Von Matthias Reichle

Landeck – Es ist kein gutes Zeugnis für die Rotwildfütterungen im Bezirk Landeck: Bei 35 Prozent von ihnen sind die Voraussetzungen für einen Betrieb denkbar schlecht und mit einem hohen Risiko für die Tiergesundheit, den Wald und die Betreuung verbunden.

Das ergab eine Studie im Rahmen des Projekts „Rotwildüberwinterung Terra Raetica“. Das Regionalmanagement Landeck hatte eine grenzüberschreitende Untersuchung im Bezirk Landeck, dem Vinschgau und Engadin beauftragt. Demnach ist das Wild unter Druck. Den 3500 Stück Rotwild stehen lediglich 17.000 Hektar gut geeigneter Winterlebensraum zur Verfügung. Das sind nur elf Prozent, der Rest ist besiedelt, wird von Tourismus- und Freizeitwirtschaft genutzt oder ist aufgrund der Topografie ungeeignet.

Auch bieten 18 von 144 Jagdrevieren im Bezirk Landeck nicht die Voraussetzungen für eine Rotwildüberwinterung, heißt es in der Studie. 127 Rotwildfütterungen wurden unter die Lupe genommen – 45 Fütterungsstandorte bekommen bei einer Bewertung zum Tierwohl nur ein Genügend bzw. sogar ein Ungenügend.

Nun soll ein mehrjähriger Plan umgesetzt werden, um unter anderem die Standorte zu verbessern. „Die Maßnahmen werden dabei von Jägerinnen und Jägern, Forst, Behörde und Grundeigentümerinnen und Grundeigentümern getragen“, informiert LHStv. Josef Geisler.
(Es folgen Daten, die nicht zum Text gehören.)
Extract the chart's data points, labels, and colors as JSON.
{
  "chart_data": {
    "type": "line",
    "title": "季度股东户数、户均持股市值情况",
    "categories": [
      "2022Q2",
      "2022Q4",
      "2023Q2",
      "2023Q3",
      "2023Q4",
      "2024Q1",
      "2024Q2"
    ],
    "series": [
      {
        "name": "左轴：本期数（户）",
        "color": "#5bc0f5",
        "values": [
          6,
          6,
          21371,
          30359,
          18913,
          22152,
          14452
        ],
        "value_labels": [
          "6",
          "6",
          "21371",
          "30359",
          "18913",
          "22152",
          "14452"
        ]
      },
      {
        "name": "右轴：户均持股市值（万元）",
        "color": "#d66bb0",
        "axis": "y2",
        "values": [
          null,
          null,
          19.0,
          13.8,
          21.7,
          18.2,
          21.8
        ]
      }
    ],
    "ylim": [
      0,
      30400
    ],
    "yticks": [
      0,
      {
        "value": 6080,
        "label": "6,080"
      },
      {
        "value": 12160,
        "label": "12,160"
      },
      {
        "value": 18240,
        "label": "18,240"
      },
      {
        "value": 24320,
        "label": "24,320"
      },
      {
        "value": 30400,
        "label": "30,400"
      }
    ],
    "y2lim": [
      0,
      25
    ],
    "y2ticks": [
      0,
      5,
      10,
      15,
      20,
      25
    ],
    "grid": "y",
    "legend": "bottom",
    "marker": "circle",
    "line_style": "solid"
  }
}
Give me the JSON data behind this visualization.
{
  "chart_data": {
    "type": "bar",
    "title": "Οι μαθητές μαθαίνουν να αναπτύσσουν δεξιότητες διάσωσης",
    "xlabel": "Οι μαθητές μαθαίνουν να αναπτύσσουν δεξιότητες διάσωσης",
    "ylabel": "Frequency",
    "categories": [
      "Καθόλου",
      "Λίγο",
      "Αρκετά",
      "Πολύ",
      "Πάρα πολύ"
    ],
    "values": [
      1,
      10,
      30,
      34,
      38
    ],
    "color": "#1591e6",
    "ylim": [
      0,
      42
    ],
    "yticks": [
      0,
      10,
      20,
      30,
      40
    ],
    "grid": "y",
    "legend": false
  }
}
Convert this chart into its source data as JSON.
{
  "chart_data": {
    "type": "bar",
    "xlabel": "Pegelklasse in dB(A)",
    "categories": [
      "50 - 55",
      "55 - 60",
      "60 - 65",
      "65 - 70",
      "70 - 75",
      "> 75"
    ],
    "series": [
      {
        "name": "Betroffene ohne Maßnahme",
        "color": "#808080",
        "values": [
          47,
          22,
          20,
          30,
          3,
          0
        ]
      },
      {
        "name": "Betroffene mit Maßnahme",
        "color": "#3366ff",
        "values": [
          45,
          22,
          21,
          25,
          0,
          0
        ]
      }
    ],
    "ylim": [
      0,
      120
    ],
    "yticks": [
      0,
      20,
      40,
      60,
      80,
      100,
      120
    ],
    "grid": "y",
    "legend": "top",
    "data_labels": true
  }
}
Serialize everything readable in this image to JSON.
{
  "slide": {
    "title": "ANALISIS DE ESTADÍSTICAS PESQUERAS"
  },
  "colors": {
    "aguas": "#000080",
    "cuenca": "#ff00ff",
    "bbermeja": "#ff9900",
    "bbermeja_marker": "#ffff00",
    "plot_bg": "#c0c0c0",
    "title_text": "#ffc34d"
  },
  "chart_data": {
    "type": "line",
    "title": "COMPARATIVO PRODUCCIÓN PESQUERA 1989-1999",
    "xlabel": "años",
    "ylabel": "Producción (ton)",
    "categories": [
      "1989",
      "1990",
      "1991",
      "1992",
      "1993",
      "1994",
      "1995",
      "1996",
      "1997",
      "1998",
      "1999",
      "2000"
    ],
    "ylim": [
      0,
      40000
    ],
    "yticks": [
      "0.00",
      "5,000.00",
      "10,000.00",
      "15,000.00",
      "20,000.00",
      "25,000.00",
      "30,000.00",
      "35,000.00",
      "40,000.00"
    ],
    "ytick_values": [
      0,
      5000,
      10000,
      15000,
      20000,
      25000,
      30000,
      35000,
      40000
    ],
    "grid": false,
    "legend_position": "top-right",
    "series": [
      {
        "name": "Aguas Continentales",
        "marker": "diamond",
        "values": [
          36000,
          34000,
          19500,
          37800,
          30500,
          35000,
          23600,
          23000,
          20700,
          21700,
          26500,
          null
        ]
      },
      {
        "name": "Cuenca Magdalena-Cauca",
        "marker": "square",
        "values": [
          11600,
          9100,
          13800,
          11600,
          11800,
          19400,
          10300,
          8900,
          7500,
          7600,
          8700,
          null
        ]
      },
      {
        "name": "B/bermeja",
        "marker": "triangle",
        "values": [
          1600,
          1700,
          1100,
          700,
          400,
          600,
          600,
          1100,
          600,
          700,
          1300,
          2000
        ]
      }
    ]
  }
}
Die Studie untersuchte aber auch den Austausch des Rotwilds über die Grenzen – mit teils spannenden Ergebnissen. Die Tiere, die mit GPS besendert wurden, sind sehr mobil. Hirsch Anton wanderte beispielsweise fast zwei Tage lang 30 Kilometer entlang des Inntals nach Ardez in Graubünden.

Ein Tier aus Santa Catarina im Vinschgau wurde auf der Bielerhöhe in der Nähe des Silvrettastausees gesichtet. Die Luftlinie beträgt 55 Kilometer. Ein zweijähriger Hirsch, der in Graubünden bei Tschlin besendert wurde, wechselte im Sommer über die Berge vom Val Sinestrabis ins Fimbatal und weiter bis nach Gaschurn in Vorarlberg. Ein zehnjähriger Hirsch aus Guarda wanderte in zwei Tagen 40 Kilometer bis ins Radurschltal bei Pfunds.